A retrospective observational study using consultation records from 319 649 patients with diabetes from 471 UK general practices from 2002 to 2011.
Hierarchical multilevel models to examine associations between proportion of consultations undertaken by nurses and attaining HbA1c targets over time, controlling for case-mix and practice level factors.
The proportion of consultations with nurses has increased by 20% since 2002 but patients with diabetes made fewer consultations per year in 2011 compared with 2002 (11.6 versus 16.0). Glycaemic control has improved and was more uniformly achieved in 2011 than 2002. Practices in which nurses provide a higher proportion of consultations perform no differently to those where nurse input is lower (lowest versus highest nurse contact tertile odds ratio [OR] [confidence interval {95% CI}]: HbA1c ≤53 mmol/mol (7%) 2002, 1.04 [95% CI = 0.87 to 1.25] and 2011, 0.95 [95% CI = 0.87 to 1.03]; HbA1c ≤86 mmol/mol (10%) 2002, 0.97 [95% CI = 0.73 to 1.29] and 2011, 0.95 [95% CI = 0.86 to 1.04]).
Practices that primarily use GPs to deliver diabetes care could release significant resources with no adverse effect by switching their services towards nurse-led care.

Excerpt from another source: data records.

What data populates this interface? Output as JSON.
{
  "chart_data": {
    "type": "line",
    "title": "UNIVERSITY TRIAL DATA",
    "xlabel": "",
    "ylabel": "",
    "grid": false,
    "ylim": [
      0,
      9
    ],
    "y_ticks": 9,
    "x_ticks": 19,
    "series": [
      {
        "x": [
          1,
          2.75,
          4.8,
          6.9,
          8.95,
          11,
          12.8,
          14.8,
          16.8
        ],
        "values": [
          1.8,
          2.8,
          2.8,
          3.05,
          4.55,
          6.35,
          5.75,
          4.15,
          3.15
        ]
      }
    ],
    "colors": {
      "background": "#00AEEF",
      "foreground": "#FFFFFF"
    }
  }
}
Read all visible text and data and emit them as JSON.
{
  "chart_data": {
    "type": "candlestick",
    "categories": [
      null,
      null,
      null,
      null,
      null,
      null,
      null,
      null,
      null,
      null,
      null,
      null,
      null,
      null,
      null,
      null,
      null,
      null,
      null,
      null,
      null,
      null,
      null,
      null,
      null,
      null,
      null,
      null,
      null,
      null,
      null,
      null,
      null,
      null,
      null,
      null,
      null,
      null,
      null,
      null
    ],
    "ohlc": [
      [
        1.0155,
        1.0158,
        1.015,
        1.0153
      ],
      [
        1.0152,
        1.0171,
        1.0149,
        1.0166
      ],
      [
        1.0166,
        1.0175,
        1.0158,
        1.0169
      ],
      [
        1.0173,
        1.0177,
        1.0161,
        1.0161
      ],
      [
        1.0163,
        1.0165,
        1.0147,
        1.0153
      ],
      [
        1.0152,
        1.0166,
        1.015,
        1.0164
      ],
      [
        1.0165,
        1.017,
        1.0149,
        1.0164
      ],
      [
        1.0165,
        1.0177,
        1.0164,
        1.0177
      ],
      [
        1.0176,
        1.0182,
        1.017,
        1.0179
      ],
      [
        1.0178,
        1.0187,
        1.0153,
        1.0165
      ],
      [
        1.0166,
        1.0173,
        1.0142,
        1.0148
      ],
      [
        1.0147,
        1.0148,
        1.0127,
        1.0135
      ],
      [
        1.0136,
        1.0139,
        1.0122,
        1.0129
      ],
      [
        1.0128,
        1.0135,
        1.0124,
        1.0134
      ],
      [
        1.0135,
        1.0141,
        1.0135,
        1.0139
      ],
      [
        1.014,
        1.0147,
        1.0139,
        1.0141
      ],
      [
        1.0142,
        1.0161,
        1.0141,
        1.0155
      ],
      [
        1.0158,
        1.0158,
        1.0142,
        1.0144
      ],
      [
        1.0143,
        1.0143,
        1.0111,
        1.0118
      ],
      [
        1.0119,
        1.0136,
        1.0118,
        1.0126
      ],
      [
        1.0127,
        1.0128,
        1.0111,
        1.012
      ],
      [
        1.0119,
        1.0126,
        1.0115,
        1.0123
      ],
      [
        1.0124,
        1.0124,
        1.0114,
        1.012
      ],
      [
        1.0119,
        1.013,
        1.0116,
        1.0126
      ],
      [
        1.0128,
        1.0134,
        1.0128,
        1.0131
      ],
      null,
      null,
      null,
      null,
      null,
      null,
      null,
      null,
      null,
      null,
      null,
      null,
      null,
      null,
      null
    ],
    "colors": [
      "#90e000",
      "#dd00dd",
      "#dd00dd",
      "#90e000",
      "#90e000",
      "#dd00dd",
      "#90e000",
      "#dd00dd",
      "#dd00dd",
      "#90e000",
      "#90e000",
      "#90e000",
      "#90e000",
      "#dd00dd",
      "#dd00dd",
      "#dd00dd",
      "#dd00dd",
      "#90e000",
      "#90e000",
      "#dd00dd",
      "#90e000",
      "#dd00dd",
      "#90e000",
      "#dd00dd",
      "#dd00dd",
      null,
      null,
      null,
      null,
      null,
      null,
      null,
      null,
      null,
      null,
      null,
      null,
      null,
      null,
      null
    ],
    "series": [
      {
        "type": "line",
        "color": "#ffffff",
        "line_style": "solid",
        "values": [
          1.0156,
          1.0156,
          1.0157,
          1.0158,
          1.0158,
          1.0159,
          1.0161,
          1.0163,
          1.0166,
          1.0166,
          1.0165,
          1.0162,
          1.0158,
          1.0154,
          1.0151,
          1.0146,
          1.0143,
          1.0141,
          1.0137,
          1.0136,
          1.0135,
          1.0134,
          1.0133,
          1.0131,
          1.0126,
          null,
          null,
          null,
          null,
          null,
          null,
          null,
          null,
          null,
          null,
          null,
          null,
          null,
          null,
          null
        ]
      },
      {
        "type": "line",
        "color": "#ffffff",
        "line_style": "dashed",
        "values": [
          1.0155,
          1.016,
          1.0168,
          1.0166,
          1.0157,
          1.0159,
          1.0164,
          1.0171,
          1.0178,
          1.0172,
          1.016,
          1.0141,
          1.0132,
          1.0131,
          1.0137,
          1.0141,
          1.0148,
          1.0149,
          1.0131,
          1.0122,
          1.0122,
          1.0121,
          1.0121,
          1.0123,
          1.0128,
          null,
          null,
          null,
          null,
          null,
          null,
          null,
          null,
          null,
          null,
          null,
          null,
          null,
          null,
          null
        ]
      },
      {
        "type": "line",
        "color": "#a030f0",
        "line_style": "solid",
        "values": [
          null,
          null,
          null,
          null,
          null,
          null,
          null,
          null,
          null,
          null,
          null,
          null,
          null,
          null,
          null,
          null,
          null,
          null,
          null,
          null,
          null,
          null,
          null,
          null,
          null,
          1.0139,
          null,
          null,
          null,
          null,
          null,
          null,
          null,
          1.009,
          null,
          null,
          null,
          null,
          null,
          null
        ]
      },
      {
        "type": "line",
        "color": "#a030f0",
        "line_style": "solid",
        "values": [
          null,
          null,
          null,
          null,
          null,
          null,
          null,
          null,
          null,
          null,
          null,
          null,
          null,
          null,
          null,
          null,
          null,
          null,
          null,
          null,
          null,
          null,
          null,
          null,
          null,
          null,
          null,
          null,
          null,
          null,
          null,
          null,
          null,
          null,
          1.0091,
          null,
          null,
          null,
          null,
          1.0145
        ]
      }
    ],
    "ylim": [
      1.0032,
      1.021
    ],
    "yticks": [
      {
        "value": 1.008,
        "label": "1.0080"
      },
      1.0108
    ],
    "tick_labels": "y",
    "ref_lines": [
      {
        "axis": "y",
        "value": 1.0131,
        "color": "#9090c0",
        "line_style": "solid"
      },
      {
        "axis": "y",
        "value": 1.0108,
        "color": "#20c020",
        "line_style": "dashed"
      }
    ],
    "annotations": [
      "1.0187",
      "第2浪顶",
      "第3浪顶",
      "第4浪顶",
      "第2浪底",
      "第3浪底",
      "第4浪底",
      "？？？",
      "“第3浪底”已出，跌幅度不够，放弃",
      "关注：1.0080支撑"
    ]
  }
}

在英国,约有360万人受糖尿病影响。此前的研究发现,聘用更多护士的普通医疗诊所能提供更好的糖尿病护理,但未纳入患者个体特征或所接受诊疗的数据。
研究在全科医疗诊所中,护士为糖尿病患者提供诊疗的比例与糖化血红蛋白(HbA1c)水平所衡量的糖尿病控制情况之间是否存在关联。
一项回顾性观察研究,使用了2002年至2011年期间英国471家普通医疗诊所中319649名糖尿病患者的诊疗记录。
采用分层多级模型,研究护士进行诊疗的比例与随着时间推移达到HbA1c目标之间的关联,同时控制病例组合和诊所层面的因素。
自2002年以来,护士诊疗的比例增加了20%,但与2002年相比,2011年糖尿病患者每年的诊疗次数减少(分别为11.6次和16.0次)。血糖控制有所改善,且2011年比2002年实现得更为一致。护士提供诊疗比例较高的诊所与护士参与度较低的诊所表现并无差异(护士接触最少与最多三分位数的比值比[OR][置信区间{95%CI}]:2002年HbA1c≤53 mmol/mol(7%),1.04[95%CI = 0.87至1.25];2011年,0.95[95%CI = 0.87至1.03];2002年HbA1c≤86 mmol/mol(10%),0.97[95%CI = 0.73至1.29];2011年,0.95[95%CI = 0.86至1.04])。
主要依靠全科医生提供糖尿病护理的诊所,通过将服务转向由护士主导的护理方式,可以释放大量资源且不会产生不利影响。